Un texte de compromis doit effectivement être trouvé par une commission mixte paritaire [CMP] réunissant sept sénateurs et sept députés. Si l’Assemblée nationale a bien le dernier mot sur le Sénat en cas de désaccords, cette CMP va se réunir dans l’urgence. L’objectif du gouvernement est de permettre un vote définitif de l’Assemblée Nationale puis du Sénat dès le lendemain, afin de faire des annonces de communication juste avant l’ouverture du salon de l’agriculture, samedi 22 février. C’est trop rapide, il risque d’y avoir des pressions sur les membres de la CMP pour qu’ils tombent d’accord dans la nuit. Ce ne sera pas un débat serein.
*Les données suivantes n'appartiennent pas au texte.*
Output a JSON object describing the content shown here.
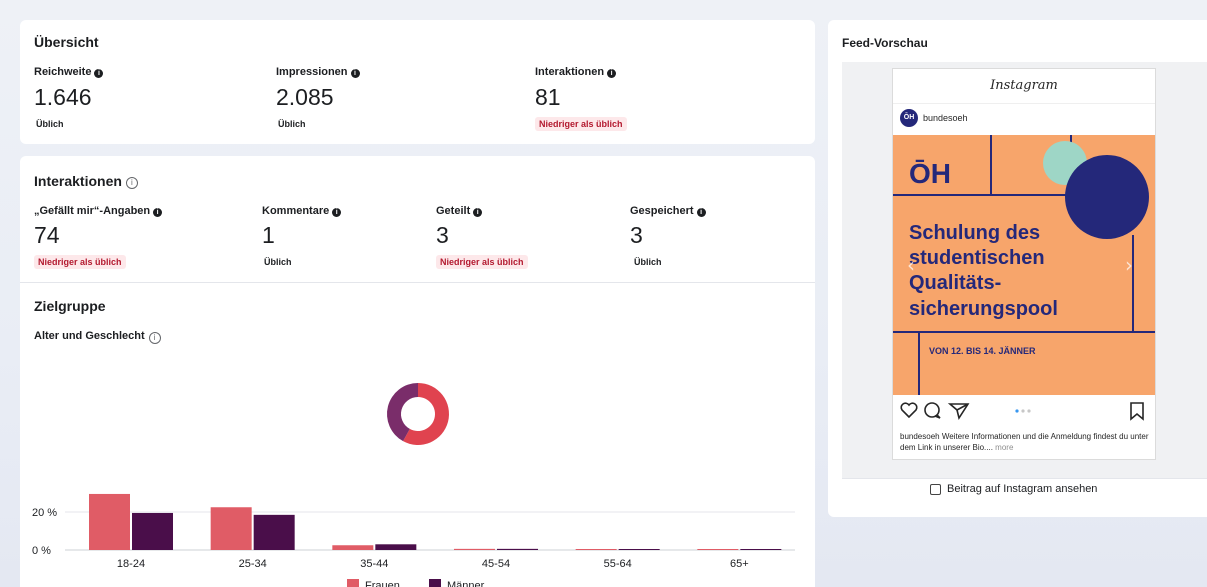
{
  "overview": {
    "title": "Übersicht",
    "metrics": [
      {
        "label": "Reichweite",
        "value": "1.646",
        "status": "Üblich",
        "status_type": "ok"
      },
      {
        "label": "Impressionen",
        "value": "2.085",
        "status": "Üblich",
        "status_type": "ok"
      },
      {
        "label": "Interaktionen",
        "value": "81",
        "status": "Niedriger als üblich",
        "status_type": "low"
      }
    ]
  },
  "interactions": {
    "title": "Interaktionen",
    "metrics": [
      {
        "label": "„Gefällt mir“-Angaben",
        "value": "74",
        "status": "Niedriger als üblich",
        "status_type": "low"
      },
      {
        "label": "Kommentare",
        "value": "1",
        "status": "Üblich",
        "status_type": "ok"
      },
      {
        "label": "Geteilt",
        "value": "3",
        "status": "Niedriger als üblich",
        "status_type": "low"
      },
      {
        "label": "Gespeichert",
        "value": "3",
        "status": "Üblich",
        "status_type": "ok"
      }
    ]
  },
  "audience": {
    "title": "Zielgruppe",
    "subtitle": "Alter und Geschlecht"
  },
  "chart_data": [
    {
      "type": "pie",
      "donut": true,
      "slices": [
        {
          "label": "Frauen",
          "value": 58,
          "color": "#e0434f"
        },
        {
          "label": "Männer",
          "value": 42,
          "color": "#7a2d6a"
        }
      ]
    },
    {
      "type": "bar",
      "categories": [
        "18-24",
        "25-34",
        "35-44",
        "45-54",
        "55-64",
        "65+"
      ],
      "series": [
        {
          "name": "Frauen",
          "color": "#e05c66",
          "values": [
            29.5,
            22.5,
            2.5,
            0.6,
            0.3,
            0.3
          ]
        },
        {
          "name": "Männer",
          "color": "#4a0e4a",
          "values": [
            19.5,
            18.5,
            3.0,
            0.6,
            0.3,
            0.3
          ]
        }
      ],
      "yticks": [
        "0 %",
        "20 %"
      ],
      "ylim": [
        0,
        30
      ],
      "grid": true,
      "legend": "bottom"
    }
  ],
  "feed": {
    "title": "Feed-Vorschau",
    "app_name": "Instagram",
    "account": "bundesoeh",
    "post": {
      "headline_lines": [
        "Schulung des",
        "studentischen",
        "Qualitäts-",
        "sicherungspool"
      ],
      "date_line": "VON 12. BIS 14. JÄNNER",
      "logo_text": "ŌH",
      "caption_account": "bundesoeh",
      "caption_text": "Weitere Informationen und die Anmeldung findest du unter dem Link in unserer Bio....",
      "caption_more": "more",
      "colors": {
        "bg": "#f7a56b",
        "navy": "#24287a",
        "mint": "#9ed6c6"
      }
    },
    "link_label": "Beitrag auf Instagram ansehen"
  }
}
C’est un passage en force de l’exécutif. Ce texte, qui aborde des enjeux aussi essentiels que la souveraineté alimentaire et qui suscite autant de clivages mérite mieux. C’est pourquoi nous demandons que les débats puissent se poursuivre jusqu’à mi-mars.
« Le texte ne répond pas aux questions sur l’installation agricole, ni sur le renouvellement des générations »
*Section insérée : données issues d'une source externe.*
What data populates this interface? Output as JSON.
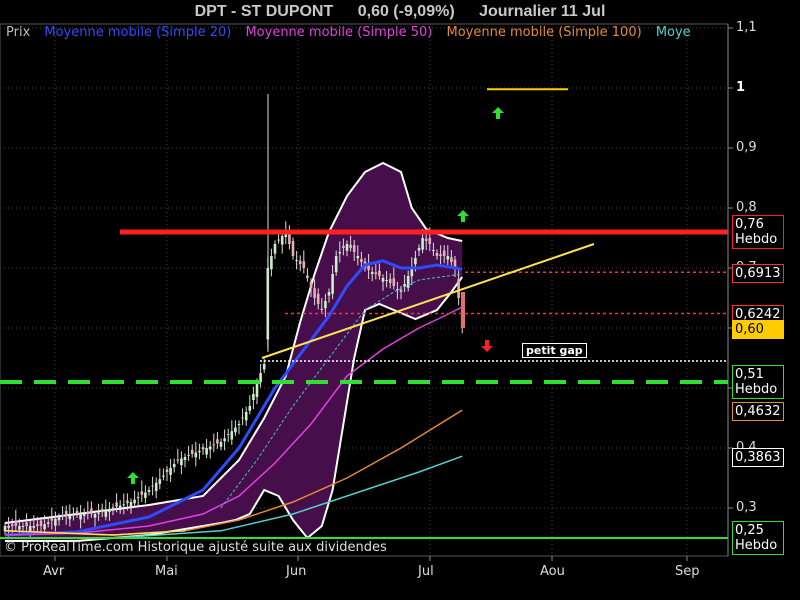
{
  "title": {
    "ticker": "DPT - ST DUPONT",
    "quote": "0,60 (-9,09%)",
    "period": "Journalier  11 Jul"
  },
  "legend": [
    {
      "label": "Prix",
      "color": "#bbbbbb"
    },
    {
      "label": "Moyenne mobile (Simple 20)",
      "color": "#2e4bff"
    },
    {
      "label": "Moyenne mobile (Simple 50)",
      "color": "#e040e0"
    },
    {
      "label": "Moyenne mobile (Simple 100)",
      "color": "#e88a30"
    },
    {
      "label": "Moye",
      "color": "#50d0d0"
    }
  ],
  "copyright": "© ProRealTime.com Historique ajusté suite aux dividendes",
  "annotation": "petit gap",
  "chart_data": {
    "type": "line",
    "x_ticks": [
      "Avr",
      "Mai",
      "Jun",
      "Jul",
      "Aou",
      "Sep"
    ],
    "y_ticks": [
      "1,1",
      "1",
      "0,9",
      "0,8",
      "0,7",
      "0,6",
      "0,5",
      "0,4",
      "0,3"
    ],
    "ylim": [
      0.24,
      1.12
    ],
    "levels": [
      {
        "label": "0,76",
        "sub": "Hebdo",
        "value": 0.76,
        "color": "#ff2020",
        "bg": "#000000",
        "fg": "#ffffff",
        "border": "#ff2020"
      },
      {
        "label": "0,6913",
        "sub": "",
        "value": 0.693,
        "color": "#ff3030",
        "bg": "#000000",
        "fg": "#ffffff",
        "border": "#ff3030"
      },
      {
        "label": "0,6242",
        "sub": "",
        "value": 0.6242,
        "color": "#ff3030",
        "bg": "#000000",
        "fg": "#ffffff",
        "border": "#ff3030"
      },
      {
        "label": "0,60",
        "sub": "",
        "value": 0.6,
        "color": "#ffcc00",
        "bg": "#ffcc00",
        "fg": "#000000",
        "border": "#ffcc00"
      },
      {
        "label": "0,51",
        "sub": "Hebdo",
        "value": 0.51,
        "color": "#30e030",
        "bg": "#000000",
        "fg": "#ffffff",
        "border": "#30e030"
      },
      {
        "label": "0,4632",
        "sub": "",
        "value": 0.4632,
        "color": "#e88a30",
        "bg": "#000000",
        "fg": "#ffffff",
        "border": "#e88a30"
      },
      {
        "label": "0,3863",
        "sub": "",
        "value": 0.3863,
        "color": "#50d0d0",
        "bg": "#000000",
        "fg": "#ffffff",
        "border": "#ffffff"
      },
      {
        "label": "0,25",
        "sub": "Hebdo",
        "value": 0.25,
        "color": "#30e030",
        "bg": "#000000",
        "fg": "#ffffff",
        "border": "#30e030"
      }
    ],
    "series": [
      {
        "name": "Moyenne mobile (Simple 20)",
        "color": "#2e4bff",
        "points": [
          [
            0,
            0.255
          ],
          [
            20,
            0.26
          ],
          [
            40,
            0.285
          ],
          [
            55,
            0.33
          ],
          [
            65,
            0.4
          ],
          [
            75,
            0.5
          ],
          [
            85,
            0.58
          ],
          [
            90,
            0.62
          ],
          [
            95,
            0.67
          ],
          [
            100,
            0.705
          ],
          [
            105,
            0.712
          ],
          [
            110,
            0.7
          ],
          [
            115,
            0.7
          ],
          [
            120,
            0.705
          ],
          [
            125,
            0.7
          ],
          [
            127,
            0.698
          ]
        ]
      },
      {
        "name": "Moyenne mobile (Simple 50)",
        "color": "#e040e0",
        "points": [
          [
            0,
            0.255
          ],
          [
            20,
            0.258
          ],
          [
            40,
            0.27
          ],
          [
            55,
            0.29
          ],
          [
            65,
            0.32
          ],
          [
            75,
            0.375
          ],
          [
            85,
            0.44
          ],
          [
            95,
            0.52
          ],
          [
            105,
            0.565
          ],
          [
            115,
            0.6
          ],
          [
            122,
            0.62
          ],
          [
            127,
            0.635
          ]
        ]
      },
      {
        "name": "Moyenne mobile (Simple 100)",
        "color": "#e88a30",
        "points": [
          [
            0,
            0.262
          ],
          [
            30,
            0.255
          ],
          [
            50,
            0.262
          ],
          [
            65,
            0.28
          ],
          [
            80,
            0.31
          ],
          [
            95,
            0.35
          ],
          [
            110,
            0.4
          ],
          [
            127,
            0.4632
          ]
        ]
      },
      {
        "name": "Moye",
        "color": "#50d0d0",
        "points": [
          [
            0,
            0.25
          ],
          [
            30,
            0.25
          ],
          [
            60,
            0.262
          ],
          [
            80,
            0.29
          ],
          [
            100,
            0.33
          ],
          [
            115,
            0.36
          ],
          [
            127,
            0.3863
          ]
        ]
      }
    ]
  }
}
Par ailleurs, dans cette CMP, les opposants à la loi d’orientation agricole sont minoritaires. Les Écologistes ne voteront pas [1], la majorité est détenue par l’alliance des Républicains et des macronistes. Le sénateur LR Laurent Duplomb siège à cette commission et fera tout son possible pour l’influencer. Il est à l’origine d’une proposition de loi pour réautoriser les néonicotinoïdes, soutenir les projets de mégabassines, détruire les zones humides. Cela n’augure rien de bon.
Au-delà des régressions environnementales, pourquoi estimez-vous que le texte voté par le Sénat ne résout pas les problèmes des agriculteurs ?
Il ne répond pas aux questions sur l’installation agricole, ni sur le renouvellement des générations. Alors que la moitié des agriculteurs devrait partir à la retraite d’ici 2030, le texte ne dit rien sur le foncier. Le seul élément qu’il promeut est « l’acquisition de compétences managériales » [dans le cadre d’un « bachelor agro », un diplôme de niveau bac +3]. Bien que 50 % des agriculteurs qui souhaitent s’installer veulent le faire en bio, aucun programme pour les accompagner n’est prévu.
L’objectif de ce texte, en réalité, est d’assurer notre balance commerciale et notre compétitivité à court terme, quitte à mettre en péril le nombre d’agriculteurs qui produisent sur nos territoires, l’accès des Français au bien manger, la biodiversité et le climat… Le texte ne réglera pas les problèmes des agriculteurs ni de la souveraineté alimentaire.